After the War, he qualified as a surveyor, and came to Illawarra as a member of the team which carried out the survey work for the famous one-inch military maps. Subsequently he specialised in mine surveying, and at the time of his retirement was Chief Mine Surveyor of Huntley Colliery.
Gordon Worland was a foundation Councillor of this Society, and at the 1946 Annual General Meeting was elected Honorary Research Secretary. On the presidency becoming vacant in March that year, he was elected, and filled both offices for the remainder of the year. He held the presidency continuously until February 1957 - a record term- and was Senior Vice President in 1958 and 1959.

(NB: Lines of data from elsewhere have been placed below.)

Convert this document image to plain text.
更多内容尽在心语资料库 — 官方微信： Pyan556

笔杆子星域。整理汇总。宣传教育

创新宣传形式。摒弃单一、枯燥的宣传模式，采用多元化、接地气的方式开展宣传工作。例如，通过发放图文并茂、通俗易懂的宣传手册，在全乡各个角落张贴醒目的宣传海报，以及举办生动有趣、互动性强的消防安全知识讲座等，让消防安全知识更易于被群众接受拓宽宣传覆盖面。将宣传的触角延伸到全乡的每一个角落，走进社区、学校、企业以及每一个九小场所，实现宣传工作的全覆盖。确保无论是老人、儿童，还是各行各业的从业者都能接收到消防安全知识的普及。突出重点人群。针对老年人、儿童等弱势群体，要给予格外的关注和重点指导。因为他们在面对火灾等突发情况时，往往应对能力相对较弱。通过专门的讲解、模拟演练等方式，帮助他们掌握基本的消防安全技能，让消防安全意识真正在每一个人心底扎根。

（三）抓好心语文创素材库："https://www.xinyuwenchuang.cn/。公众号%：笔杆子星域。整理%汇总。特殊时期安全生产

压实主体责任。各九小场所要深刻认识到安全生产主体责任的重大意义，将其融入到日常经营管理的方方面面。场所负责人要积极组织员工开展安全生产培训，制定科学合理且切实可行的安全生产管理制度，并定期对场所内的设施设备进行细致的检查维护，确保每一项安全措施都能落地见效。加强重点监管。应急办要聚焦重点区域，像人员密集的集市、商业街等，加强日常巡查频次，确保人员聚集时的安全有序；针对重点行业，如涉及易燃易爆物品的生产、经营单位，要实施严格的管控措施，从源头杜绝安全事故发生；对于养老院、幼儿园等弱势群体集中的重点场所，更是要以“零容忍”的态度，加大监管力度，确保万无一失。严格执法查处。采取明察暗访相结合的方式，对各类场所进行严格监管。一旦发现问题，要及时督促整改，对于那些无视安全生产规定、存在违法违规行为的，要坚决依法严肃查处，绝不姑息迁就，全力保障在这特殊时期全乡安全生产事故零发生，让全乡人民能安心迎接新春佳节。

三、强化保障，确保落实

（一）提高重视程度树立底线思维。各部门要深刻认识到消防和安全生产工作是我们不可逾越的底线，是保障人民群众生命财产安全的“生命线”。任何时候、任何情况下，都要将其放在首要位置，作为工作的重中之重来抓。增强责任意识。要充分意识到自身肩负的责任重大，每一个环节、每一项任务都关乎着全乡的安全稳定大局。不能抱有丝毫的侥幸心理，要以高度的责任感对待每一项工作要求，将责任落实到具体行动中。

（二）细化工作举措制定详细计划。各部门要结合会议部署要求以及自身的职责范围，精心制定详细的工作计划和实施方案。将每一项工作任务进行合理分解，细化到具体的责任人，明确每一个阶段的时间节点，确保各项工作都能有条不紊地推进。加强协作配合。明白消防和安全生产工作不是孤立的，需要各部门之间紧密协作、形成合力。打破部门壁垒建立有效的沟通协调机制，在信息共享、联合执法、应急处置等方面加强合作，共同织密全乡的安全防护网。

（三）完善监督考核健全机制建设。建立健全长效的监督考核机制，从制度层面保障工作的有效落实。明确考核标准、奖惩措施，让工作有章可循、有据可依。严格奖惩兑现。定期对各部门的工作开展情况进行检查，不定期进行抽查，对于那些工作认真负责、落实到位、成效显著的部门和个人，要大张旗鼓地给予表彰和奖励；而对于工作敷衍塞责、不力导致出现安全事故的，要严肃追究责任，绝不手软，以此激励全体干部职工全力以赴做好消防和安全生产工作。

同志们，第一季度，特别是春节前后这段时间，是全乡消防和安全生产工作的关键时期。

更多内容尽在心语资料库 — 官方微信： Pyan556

During this long period, he may be said, so far as Wollongong people and organisations were concerned, to have personified the Society and the history of the district. Whenever any question of local history arose, it was to him that the enquirer naturally turned and on most public occasions he was the Society's representative. As well as addressing the Society many times, he was in great demand as a guest speaker for other organisations, both during his term of office and afterwards, until precluded by advancing years and ill-health.
In these and other ways he contributed much to the development and maintenance in Illawarra of interest in local history and played a major part in the Society's affairs during its formative period. In recognition of his services to the Society he was in 1968 elected to Honorary Life Membership.

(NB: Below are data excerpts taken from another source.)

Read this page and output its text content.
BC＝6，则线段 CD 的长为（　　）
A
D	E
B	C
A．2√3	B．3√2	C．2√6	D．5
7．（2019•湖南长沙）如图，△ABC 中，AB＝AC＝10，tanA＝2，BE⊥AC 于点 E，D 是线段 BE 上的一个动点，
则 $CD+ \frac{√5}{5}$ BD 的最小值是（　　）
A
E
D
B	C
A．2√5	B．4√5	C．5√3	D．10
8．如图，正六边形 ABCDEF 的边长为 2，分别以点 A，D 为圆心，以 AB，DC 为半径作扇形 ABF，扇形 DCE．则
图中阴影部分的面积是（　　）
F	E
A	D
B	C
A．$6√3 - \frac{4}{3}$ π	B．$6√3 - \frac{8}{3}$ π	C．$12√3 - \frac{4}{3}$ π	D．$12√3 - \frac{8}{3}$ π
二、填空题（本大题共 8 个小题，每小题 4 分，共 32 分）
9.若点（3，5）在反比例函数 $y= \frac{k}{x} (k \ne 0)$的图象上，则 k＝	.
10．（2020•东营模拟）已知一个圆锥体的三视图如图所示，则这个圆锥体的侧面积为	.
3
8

Gordon was prominent in many other public bodies and community organisations, among which may mentioned particularly the R.S.L., in which he was Secretary of the Corrimal Sub-Branch, the V.D.C., in which he held the rank of Captain during the Second World War, The Surf Lifesaving Movement, The Illawarra Society for Crippled Children, and Rotary. His term of office as President of the Wollongong Rotary Club coincided with the fiftieth anniversary of Rotary, which clubs were urged to mark by some project which would be a "commemoration for all time". Wollongong Rotary's project was the development of the Mount Keira Summit Reserve, which included construction of lookouts and the provision of a road to the summit. His part in this would alone entitle him to the lasting gratitude of Wollongong and its people.
He was, in short, an outstanding example of public spirit and good citizenship, to whom this Society and the community owe a great debt, and whose good nature, kindness of heart, and geniality won him innumerable friends. To Mrs. Worland and to his relatives the Society extends its sincere sympathy.